We can see from the graphs that, average and complete linkage tend to yield more balanced dendrograms, and are thus generally preferred over single linkage.

In this example, observations 9 and 12 are merged pretty soon. The height of the dendogram, that represents the distance between the two clusters at which they become a single cluster is pretty small. We can compute it as follows (note that for single observations the dissimilarity measure is the same for each linkage method as groups of observations are not involved).

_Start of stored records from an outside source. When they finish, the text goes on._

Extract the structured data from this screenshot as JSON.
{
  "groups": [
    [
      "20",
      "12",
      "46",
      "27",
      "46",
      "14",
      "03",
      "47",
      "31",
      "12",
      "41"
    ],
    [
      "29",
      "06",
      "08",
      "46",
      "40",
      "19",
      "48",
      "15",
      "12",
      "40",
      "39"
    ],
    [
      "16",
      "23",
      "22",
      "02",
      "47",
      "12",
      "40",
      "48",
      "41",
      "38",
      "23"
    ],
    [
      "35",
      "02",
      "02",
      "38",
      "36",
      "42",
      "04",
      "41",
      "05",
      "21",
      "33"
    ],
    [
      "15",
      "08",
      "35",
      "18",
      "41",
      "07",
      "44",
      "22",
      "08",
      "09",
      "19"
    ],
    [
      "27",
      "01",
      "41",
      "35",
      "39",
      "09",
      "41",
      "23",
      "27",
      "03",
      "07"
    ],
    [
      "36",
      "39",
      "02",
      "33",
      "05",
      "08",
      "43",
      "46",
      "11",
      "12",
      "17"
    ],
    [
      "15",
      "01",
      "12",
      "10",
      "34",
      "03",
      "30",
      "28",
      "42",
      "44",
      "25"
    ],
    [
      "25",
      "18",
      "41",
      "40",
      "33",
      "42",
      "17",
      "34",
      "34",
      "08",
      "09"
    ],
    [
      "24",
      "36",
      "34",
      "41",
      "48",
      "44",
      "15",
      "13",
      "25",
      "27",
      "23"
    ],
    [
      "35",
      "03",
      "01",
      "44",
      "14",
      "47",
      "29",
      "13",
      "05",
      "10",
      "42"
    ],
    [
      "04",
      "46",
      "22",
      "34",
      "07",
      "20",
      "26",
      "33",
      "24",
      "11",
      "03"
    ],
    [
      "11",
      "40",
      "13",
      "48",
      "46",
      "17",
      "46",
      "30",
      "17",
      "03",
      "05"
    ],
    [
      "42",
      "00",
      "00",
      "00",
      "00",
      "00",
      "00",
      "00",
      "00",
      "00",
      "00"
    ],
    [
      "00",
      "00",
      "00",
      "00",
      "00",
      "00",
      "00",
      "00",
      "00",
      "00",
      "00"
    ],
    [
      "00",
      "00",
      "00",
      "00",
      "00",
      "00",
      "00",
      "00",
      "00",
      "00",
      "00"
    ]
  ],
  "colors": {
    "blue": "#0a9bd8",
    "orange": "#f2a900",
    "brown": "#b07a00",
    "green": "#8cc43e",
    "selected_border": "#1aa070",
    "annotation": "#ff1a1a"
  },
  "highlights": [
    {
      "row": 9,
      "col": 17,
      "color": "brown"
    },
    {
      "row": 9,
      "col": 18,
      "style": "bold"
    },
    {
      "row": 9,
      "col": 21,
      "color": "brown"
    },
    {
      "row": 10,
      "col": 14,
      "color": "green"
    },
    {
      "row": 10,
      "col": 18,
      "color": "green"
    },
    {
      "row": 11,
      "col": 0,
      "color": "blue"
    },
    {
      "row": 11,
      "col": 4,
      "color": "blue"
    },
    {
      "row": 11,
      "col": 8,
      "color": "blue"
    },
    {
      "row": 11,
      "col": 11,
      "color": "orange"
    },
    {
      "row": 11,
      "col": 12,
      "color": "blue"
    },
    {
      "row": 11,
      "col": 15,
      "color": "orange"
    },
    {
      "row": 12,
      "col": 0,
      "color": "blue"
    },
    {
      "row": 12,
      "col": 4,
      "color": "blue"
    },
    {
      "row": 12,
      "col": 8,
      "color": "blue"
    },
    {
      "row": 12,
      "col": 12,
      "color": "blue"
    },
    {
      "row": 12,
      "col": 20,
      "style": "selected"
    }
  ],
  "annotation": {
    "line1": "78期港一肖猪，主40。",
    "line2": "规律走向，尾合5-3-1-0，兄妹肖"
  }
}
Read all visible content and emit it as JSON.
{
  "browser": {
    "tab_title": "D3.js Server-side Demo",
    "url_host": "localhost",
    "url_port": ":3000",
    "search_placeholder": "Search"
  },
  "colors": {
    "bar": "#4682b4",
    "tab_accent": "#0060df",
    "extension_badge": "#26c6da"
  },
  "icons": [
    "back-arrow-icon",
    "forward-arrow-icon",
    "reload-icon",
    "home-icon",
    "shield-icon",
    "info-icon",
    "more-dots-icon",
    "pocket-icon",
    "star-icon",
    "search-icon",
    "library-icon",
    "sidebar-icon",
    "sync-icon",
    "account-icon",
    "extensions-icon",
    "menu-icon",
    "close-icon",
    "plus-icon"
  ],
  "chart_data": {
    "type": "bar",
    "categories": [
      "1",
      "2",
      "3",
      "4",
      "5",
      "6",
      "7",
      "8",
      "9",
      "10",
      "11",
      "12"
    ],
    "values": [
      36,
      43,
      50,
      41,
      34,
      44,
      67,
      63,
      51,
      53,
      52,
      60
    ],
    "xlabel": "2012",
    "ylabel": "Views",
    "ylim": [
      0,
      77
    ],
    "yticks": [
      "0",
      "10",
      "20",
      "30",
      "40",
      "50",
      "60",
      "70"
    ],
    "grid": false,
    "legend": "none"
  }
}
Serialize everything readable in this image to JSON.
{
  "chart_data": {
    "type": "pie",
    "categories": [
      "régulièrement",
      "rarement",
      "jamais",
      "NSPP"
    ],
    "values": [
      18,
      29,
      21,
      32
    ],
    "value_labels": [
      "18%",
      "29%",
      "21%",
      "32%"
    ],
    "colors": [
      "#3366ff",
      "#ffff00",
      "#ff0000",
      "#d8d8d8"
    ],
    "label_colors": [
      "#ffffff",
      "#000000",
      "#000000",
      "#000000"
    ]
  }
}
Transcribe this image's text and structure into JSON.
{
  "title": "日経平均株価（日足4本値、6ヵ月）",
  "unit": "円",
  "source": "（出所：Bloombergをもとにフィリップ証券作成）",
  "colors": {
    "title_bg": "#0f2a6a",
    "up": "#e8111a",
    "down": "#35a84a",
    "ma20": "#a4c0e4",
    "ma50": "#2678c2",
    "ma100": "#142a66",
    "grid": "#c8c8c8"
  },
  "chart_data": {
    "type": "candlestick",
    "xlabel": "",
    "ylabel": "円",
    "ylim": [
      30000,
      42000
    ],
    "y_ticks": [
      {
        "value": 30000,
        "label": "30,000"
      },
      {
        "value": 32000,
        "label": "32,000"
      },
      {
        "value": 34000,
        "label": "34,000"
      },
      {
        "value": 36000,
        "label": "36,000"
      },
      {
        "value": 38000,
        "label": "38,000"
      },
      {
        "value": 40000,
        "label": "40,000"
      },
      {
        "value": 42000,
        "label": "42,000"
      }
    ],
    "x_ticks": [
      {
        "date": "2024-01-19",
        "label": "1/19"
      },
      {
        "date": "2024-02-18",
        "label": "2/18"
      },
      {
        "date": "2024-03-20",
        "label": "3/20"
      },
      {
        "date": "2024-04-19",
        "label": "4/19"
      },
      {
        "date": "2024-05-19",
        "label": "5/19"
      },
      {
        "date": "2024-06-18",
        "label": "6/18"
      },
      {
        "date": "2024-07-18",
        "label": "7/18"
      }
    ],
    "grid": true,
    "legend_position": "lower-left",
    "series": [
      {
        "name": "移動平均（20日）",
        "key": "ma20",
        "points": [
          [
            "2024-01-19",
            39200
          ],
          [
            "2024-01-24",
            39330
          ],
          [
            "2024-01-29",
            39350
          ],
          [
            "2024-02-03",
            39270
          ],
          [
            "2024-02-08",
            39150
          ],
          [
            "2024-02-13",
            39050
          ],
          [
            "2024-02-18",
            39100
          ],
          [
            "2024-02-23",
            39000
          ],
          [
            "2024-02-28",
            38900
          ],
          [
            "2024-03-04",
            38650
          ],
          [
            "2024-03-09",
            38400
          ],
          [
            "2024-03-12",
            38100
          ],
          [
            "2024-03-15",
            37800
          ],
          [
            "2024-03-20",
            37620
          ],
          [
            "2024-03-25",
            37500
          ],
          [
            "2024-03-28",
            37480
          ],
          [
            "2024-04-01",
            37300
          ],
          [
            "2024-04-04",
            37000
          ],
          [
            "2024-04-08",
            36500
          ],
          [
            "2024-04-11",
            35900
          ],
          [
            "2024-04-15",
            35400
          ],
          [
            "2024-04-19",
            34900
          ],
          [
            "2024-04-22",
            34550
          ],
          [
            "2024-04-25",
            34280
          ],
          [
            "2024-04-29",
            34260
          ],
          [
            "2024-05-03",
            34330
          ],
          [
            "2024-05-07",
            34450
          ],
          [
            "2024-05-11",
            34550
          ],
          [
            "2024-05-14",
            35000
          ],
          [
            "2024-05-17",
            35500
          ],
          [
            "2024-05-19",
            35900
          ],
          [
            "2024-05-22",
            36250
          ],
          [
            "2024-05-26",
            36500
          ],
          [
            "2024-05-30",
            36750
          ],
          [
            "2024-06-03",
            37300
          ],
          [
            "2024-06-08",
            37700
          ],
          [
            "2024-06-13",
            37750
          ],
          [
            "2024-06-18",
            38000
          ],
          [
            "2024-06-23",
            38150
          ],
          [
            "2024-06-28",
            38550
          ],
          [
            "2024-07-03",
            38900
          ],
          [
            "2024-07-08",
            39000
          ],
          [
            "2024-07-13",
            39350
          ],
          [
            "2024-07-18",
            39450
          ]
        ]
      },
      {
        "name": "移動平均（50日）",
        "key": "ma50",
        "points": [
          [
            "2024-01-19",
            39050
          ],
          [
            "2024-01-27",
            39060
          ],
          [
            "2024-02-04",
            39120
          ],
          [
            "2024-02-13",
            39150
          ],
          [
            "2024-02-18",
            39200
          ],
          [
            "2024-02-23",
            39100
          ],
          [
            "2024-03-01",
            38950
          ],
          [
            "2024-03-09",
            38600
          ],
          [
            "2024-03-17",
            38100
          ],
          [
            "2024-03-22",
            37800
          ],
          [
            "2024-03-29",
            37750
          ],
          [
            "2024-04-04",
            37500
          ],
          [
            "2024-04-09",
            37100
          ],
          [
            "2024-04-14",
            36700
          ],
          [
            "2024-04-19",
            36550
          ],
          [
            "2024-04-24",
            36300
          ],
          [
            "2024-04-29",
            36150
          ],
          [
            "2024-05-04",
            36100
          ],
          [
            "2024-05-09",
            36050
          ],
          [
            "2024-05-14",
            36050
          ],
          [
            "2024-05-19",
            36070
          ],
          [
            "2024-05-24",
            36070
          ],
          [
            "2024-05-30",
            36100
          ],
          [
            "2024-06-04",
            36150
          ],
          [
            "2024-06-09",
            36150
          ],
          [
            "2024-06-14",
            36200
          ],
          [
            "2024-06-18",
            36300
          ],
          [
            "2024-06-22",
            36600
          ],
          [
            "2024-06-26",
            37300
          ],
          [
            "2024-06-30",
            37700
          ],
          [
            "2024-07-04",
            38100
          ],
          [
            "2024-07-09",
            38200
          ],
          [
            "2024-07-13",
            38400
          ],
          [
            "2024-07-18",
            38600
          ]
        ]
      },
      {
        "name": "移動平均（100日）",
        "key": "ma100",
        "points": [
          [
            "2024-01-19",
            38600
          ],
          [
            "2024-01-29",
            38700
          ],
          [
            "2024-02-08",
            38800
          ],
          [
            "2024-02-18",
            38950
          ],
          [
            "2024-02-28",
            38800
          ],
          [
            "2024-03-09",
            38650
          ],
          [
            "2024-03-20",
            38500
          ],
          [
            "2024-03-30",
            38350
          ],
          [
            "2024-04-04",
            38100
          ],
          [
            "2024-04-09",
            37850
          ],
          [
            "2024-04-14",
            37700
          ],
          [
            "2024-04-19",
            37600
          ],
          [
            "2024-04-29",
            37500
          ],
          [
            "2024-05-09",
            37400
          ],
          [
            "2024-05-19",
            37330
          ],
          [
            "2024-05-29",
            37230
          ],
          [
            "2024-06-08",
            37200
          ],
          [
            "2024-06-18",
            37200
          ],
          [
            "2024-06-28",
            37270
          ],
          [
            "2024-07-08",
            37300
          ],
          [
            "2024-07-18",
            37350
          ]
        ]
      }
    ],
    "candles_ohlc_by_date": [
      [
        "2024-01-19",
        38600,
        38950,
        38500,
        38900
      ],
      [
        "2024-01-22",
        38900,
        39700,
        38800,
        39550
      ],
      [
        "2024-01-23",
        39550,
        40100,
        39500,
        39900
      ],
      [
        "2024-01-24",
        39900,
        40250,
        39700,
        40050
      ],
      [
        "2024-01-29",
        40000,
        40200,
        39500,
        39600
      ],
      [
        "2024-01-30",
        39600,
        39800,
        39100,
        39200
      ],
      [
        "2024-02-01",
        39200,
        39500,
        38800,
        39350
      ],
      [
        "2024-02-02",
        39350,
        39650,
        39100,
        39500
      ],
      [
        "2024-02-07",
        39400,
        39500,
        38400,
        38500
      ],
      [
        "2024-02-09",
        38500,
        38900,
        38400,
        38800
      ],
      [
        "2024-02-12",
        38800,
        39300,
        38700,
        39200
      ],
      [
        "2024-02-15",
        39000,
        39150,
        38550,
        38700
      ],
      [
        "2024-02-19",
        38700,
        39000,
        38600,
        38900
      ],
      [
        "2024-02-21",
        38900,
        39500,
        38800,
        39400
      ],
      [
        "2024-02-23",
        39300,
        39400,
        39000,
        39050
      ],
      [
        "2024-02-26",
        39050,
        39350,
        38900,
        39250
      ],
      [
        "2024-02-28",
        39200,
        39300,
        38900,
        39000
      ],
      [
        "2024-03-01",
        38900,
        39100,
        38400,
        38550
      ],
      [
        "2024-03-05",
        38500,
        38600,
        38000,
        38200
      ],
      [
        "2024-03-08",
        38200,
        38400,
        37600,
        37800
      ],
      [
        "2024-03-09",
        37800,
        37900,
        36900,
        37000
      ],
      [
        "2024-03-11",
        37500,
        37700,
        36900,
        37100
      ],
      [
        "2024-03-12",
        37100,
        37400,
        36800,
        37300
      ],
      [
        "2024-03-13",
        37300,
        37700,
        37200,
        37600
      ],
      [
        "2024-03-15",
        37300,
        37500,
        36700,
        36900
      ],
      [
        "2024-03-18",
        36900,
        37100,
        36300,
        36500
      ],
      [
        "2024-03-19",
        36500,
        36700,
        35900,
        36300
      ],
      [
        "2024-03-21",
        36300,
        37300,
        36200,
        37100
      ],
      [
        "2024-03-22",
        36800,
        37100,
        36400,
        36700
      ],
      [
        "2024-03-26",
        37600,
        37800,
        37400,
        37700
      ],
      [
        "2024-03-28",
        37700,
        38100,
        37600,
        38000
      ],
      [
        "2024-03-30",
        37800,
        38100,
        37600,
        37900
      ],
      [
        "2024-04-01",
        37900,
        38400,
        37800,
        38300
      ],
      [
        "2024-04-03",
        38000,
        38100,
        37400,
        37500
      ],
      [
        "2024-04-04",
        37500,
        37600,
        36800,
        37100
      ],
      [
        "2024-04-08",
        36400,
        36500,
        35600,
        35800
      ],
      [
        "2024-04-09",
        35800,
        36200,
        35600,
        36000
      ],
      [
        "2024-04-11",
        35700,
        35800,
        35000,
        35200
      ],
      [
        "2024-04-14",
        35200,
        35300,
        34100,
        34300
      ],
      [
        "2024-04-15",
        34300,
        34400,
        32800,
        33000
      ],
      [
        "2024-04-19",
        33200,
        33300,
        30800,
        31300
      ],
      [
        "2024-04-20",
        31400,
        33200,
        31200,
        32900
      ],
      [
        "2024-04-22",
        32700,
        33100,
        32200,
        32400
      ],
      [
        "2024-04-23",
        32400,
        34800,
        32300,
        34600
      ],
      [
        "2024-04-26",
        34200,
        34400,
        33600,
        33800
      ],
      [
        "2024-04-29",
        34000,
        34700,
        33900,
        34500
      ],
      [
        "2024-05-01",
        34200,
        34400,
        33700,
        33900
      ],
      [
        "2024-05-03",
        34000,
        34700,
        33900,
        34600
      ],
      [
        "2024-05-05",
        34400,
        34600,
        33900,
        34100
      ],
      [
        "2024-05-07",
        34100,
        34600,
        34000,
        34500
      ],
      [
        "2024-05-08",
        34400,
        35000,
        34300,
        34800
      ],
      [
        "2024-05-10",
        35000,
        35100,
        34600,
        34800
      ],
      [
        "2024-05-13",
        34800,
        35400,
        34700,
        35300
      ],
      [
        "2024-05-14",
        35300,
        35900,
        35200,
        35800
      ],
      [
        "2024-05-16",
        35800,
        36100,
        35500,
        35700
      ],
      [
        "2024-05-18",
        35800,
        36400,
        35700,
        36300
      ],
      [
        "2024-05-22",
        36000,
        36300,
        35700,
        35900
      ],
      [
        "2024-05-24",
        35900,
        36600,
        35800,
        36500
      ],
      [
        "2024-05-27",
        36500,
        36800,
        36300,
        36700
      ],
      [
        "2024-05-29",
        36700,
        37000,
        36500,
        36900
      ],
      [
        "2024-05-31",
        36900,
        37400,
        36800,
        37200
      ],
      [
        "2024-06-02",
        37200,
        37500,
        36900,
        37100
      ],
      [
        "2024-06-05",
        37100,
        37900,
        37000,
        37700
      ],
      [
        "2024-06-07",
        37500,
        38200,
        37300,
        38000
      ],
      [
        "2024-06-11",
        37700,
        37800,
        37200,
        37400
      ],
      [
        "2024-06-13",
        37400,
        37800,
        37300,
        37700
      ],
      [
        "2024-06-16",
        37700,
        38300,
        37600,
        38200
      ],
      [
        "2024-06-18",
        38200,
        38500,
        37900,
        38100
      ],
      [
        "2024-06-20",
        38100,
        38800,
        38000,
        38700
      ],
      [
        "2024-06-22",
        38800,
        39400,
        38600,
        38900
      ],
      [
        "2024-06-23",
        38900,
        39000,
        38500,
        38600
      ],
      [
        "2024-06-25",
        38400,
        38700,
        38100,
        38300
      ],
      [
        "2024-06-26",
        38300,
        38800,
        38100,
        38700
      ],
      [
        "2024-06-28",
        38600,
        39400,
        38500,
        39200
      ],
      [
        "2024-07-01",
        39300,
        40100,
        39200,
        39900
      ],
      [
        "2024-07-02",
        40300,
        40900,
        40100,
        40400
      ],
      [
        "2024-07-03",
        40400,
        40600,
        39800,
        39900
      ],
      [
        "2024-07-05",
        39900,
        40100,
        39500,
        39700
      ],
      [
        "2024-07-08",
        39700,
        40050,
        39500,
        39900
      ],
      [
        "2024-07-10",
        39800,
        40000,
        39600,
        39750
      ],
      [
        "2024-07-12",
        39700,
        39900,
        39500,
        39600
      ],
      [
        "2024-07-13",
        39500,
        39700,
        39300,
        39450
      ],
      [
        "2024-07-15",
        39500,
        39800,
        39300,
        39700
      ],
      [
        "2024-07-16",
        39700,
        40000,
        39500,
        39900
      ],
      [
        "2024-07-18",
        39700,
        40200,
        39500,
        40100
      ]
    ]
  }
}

pairwise_dist <- function(data) {
  n <- nrow(data)
  distances <- matrix(0, n, n)
  for (i in 1:(n-1)) {
    for (j in (i+1):n) {
      distances[i, j] <- sqrt(sum((data[i,] - data[j,])^2))
      distances[j, i] <- distances[i, j]
    }
  }
  return(distances)
}

dist_mat <- pairwise_dist(data)
cat("Distance between observation 9 and 12:", round(dist_mat[9,12],2))
## Distance between observation 9 and 12: 0.42

While the dissimilarity among clusters, assuming complete linkage, is:

## Distance between cluster 2 and 3: 10.21
## Distance between cluster 1 and 3: 9.82
## Distance between cluster 2 and 3: 9.81

We can see that cluster 2 and 3 are the most similar to each other among the remaining clusters and therefore are fused together; after it, cluster 2, the last cluster is finally added.

To determine the number of clusters one common method is to cut the dendrogram at a certain height that corresponds to a meaningful level of similarity or dissimilarity. However, there is no definitive answer as to what height is appropriate, and the choice often depends on the context of the problem.

One approach is to visually inspect the dendrogram and identify any noticeable gaps or branches that can be interpreted as distinct clusters. Another approach is to use a quantitative method, such as the elbow method, to identify an optimal number of clusters based on a measure of cluster quality or compactness.

The elbow method involves plotting the average within-cluster sum of squares as a function of the number of clusters and selecting the number of clusters where the rate of decrease starts to level off, forming an “elbow” in the plot. It was easily predictable, the curve starts to level off once we have reached three clusters.